Miesiąc więzienia dla Polaka za awanturę w samolocie
Dla 37-letniego Szczepana D. ze Szprotawy (Lubuskie) migracja zarobkowa rozpoczęła się od... miesięcznego pobytu w więzieniu. Taką karę wymierzył mu sąd okręgowy w Ennis (hrabstwo Clare w zachodniej Irlandii) za awanturę w samolocie linii Centralwings w drodze z Polski do Irlandii.
29.03.2006 | aktual.: 29.03.2006 20:40
Dodatkowo Szczepan D., który wyruszył do Irlandii w nadziei znalezienia pracy w firmie budowlanej w Cork lub Tralee, mając przy sobie 150 euro, znalazł się w długach, ponieważ sąd wymierzył mu karę dodatkową - grzywnę w wysokości 500 euro.

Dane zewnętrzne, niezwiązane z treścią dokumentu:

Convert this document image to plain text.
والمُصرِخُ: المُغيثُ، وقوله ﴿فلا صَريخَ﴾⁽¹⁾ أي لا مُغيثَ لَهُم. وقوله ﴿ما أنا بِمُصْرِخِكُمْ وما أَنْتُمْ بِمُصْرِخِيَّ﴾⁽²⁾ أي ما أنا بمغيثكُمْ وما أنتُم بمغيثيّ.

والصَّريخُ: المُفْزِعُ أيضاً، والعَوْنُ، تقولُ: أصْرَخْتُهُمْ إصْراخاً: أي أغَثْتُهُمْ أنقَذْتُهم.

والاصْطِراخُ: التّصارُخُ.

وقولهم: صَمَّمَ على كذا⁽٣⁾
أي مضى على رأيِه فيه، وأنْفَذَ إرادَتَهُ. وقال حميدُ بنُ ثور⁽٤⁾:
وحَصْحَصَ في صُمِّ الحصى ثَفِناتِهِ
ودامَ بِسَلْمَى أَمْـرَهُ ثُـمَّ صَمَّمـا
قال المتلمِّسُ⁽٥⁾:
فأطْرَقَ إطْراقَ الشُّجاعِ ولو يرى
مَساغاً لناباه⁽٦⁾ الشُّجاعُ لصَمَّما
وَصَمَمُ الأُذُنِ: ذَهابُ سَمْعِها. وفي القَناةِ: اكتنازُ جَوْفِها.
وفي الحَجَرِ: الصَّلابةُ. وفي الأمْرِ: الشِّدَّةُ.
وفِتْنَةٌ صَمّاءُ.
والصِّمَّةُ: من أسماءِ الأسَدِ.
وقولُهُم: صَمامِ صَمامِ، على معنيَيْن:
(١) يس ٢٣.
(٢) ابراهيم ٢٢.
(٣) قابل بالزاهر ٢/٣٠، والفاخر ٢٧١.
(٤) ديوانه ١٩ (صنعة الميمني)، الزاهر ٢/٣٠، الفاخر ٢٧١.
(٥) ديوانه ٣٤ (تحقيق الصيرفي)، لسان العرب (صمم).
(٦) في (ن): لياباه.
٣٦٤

Do awantury w samolocie doszło 25 marca. Na postępowaniu przedprocesowym tego samego dnia sąd zalecił zatrzymanie Polaka w areszcie.
Szczepan D. tłumaczył się, że nigdy w życiu nie leciał samolotem i że wszystkiemu winna wódka, z którą przesadził na pokładzie. Sąd nie uznał tego jednak za okoliczność, która usprawiedliwiałaby walenie pięściami w okno, posługiwanie się obelżywym, wulgarnym językiem wobec innych pasażerów i uciekanie się do rękoczynów.
Na rozprawie Polak wyraził skruchę i przeprosił zarówno współpasażerów, jak i policję.